Creeley is using certain poetic tropes intended to immediately evoke for the reader the sensuous world – “evening,” a “figure,” “darkness.”  He knows that these words, used rightly, carry enormous power, and he lets them, as it were, speak for themselves.  Perhaps we might read the first stanza as, in a way, drawing us a picture of the poet contemplating his own poem, the poem of his life, the poem of his creation.  And yet this is not a euphoric or romantic take on the “figure drawn by the window,” (and notice the sexual undertones of that phrase – for couldn’t the figure be a nude?), for again we hear of the self “alone and unwanted by others.”  As the poem continues, Creeley begins to wonder about origins; he writes, “In the beginning was this self, / perhaps, without the figure, / without consciousness of self / or figure or evening”; and then repeats the refrain, “alone and unwanted by others.”  Hence, as the poem develops, it seems to almost strangely accrue pain, and enact in itself the process, seemingly tortuous for the poet, of being unable to escape from himself, from the dark hole of his grief.  Creeley weaves a web, only to find himself stuck with himself again; he weaves another web, and yet the return to self-consciousness occurs repeatedly, and almost viciously if slowly.  One might think of performance studies, and the notion of the self as a constant performance.  But if Creeley is performing in his poem the process of our consciousness going out and coming in, it’s coming in is attended by a helpless sense of disconnection, estrangement, alienation, and doubt.
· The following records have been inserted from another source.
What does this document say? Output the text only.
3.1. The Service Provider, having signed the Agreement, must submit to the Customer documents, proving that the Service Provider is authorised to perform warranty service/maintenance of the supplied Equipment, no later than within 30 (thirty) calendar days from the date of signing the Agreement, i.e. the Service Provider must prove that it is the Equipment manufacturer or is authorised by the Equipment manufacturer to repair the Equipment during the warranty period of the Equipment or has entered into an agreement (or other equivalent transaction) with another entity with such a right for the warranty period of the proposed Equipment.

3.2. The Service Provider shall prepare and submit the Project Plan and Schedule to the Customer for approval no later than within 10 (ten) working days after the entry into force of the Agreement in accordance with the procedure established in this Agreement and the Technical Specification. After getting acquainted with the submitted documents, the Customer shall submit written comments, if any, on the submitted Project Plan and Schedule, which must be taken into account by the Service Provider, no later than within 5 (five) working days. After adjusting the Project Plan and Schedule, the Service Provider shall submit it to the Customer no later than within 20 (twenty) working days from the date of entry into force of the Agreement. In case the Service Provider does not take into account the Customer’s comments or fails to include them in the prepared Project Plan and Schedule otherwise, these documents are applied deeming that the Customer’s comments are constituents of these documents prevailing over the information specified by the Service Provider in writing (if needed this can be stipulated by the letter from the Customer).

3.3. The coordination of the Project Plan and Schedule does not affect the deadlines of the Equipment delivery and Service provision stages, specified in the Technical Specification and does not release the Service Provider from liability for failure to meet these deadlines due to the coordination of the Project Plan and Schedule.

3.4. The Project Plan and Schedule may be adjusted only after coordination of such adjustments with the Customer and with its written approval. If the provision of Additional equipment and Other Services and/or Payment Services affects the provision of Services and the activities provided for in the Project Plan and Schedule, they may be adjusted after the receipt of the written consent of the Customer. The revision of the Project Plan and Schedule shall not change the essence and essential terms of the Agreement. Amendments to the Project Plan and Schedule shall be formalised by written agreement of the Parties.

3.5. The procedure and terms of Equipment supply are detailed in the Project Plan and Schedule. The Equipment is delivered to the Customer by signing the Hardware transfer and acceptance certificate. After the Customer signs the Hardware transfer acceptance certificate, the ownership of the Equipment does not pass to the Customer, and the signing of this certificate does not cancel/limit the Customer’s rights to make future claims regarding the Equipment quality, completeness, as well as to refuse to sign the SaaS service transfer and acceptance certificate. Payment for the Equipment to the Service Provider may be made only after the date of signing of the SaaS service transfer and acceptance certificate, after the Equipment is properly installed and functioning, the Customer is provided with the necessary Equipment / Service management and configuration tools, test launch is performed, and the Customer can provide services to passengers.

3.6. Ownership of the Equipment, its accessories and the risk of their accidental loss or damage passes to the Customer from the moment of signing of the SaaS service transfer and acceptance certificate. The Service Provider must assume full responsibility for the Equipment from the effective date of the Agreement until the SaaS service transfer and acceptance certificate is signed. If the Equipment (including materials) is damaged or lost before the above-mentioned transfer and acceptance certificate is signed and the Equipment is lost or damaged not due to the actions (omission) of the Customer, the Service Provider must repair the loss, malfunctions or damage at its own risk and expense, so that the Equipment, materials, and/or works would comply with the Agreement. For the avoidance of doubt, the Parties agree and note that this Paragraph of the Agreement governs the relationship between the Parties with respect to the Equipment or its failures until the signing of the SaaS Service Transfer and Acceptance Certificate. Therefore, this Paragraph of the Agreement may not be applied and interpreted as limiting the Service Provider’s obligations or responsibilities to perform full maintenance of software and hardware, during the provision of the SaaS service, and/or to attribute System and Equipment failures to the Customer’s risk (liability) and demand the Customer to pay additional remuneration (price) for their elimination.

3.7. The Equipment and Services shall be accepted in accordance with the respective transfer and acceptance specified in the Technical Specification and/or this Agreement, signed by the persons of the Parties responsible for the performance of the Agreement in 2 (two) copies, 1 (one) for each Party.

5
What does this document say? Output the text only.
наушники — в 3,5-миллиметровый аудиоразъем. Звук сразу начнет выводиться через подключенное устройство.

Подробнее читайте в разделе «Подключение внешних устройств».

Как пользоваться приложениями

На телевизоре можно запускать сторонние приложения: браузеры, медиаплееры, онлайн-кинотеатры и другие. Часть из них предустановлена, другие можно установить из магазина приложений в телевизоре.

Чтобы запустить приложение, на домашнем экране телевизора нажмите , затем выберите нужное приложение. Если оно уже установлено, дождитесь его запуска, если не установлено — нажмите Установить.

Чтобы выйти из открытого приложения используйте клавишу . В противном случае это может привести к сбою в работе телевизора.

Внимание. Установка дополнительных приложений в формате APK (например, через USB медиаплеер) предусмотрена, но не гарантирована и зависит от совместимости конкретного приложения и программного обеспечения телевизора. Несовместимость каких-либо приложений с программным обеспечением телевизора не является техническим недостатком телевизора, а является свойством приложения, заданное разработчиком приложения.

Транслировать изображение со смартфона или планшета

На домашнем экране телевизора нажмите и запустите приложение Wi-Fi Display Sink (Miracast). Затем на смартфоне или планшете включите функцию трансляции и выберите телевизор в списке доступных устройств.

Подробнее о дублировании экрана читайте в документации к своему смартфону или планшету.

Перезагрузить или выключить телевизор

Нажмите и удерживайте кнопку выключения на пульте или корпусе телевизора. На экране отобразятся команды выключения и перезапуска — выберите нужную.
By the third stanza, Creeley moves away from his meditation on origins, and towards a way of thinking about the difference between epistemology and felt sense.  “[T]he self / is feeling, is changed by feeling, / but not known, is changed, is felt.”  This seems of a piece with Creeley’s decision to write a poem here, instead of, say, a philosophical treatise.  He is not arguing about what constitutes the self so much as performing for us the act of being a self.  For that matter, the poem itself “is not known but felt.”  We feel this tugging process, this waxing and waning, this ebb and flow of the self going out and in, but it is not something we can analyze exactly; it is not something we can actually really explain. 

By the fourth stanza, which is the longest stanza, we are not “seeing / the figure” but “remembering the figure by the window,” and so there is a further remove, a further circling outwards.  And, after the sixth stanza, where are given more information about the self’s relationship to ontology, we have the very sestina-esque final stanza, which reads

Always the self returns to, because of

being, the figure drawn by the window,

there in the evening, the darkness,

alone and unwanted by others.    

 

This is the sort of summation of the poetic argument, and so it’s worth looking closely at.  “Because of being,” Creeley says, “always the self returns to…/ the figure drawn by the window.”  It’s as if Creeley is arguing that the self cannot extricate itself from its creations, but constantly returns to them, revising, updating, revisioning, redescribing, in the same way in which Creeley in this poem constantly re-describes the self, the evening, the darkness, although always using the same terms.  The last line, the once again “alone and unwanted by others” is perhaps the line that saves the poem from being tendentiously philosophical.  It is a pathetic line (in terms of pathos), but its petulance, its sadness, its straight out sighing unconfidence gives the poem a ringing and disturbing end.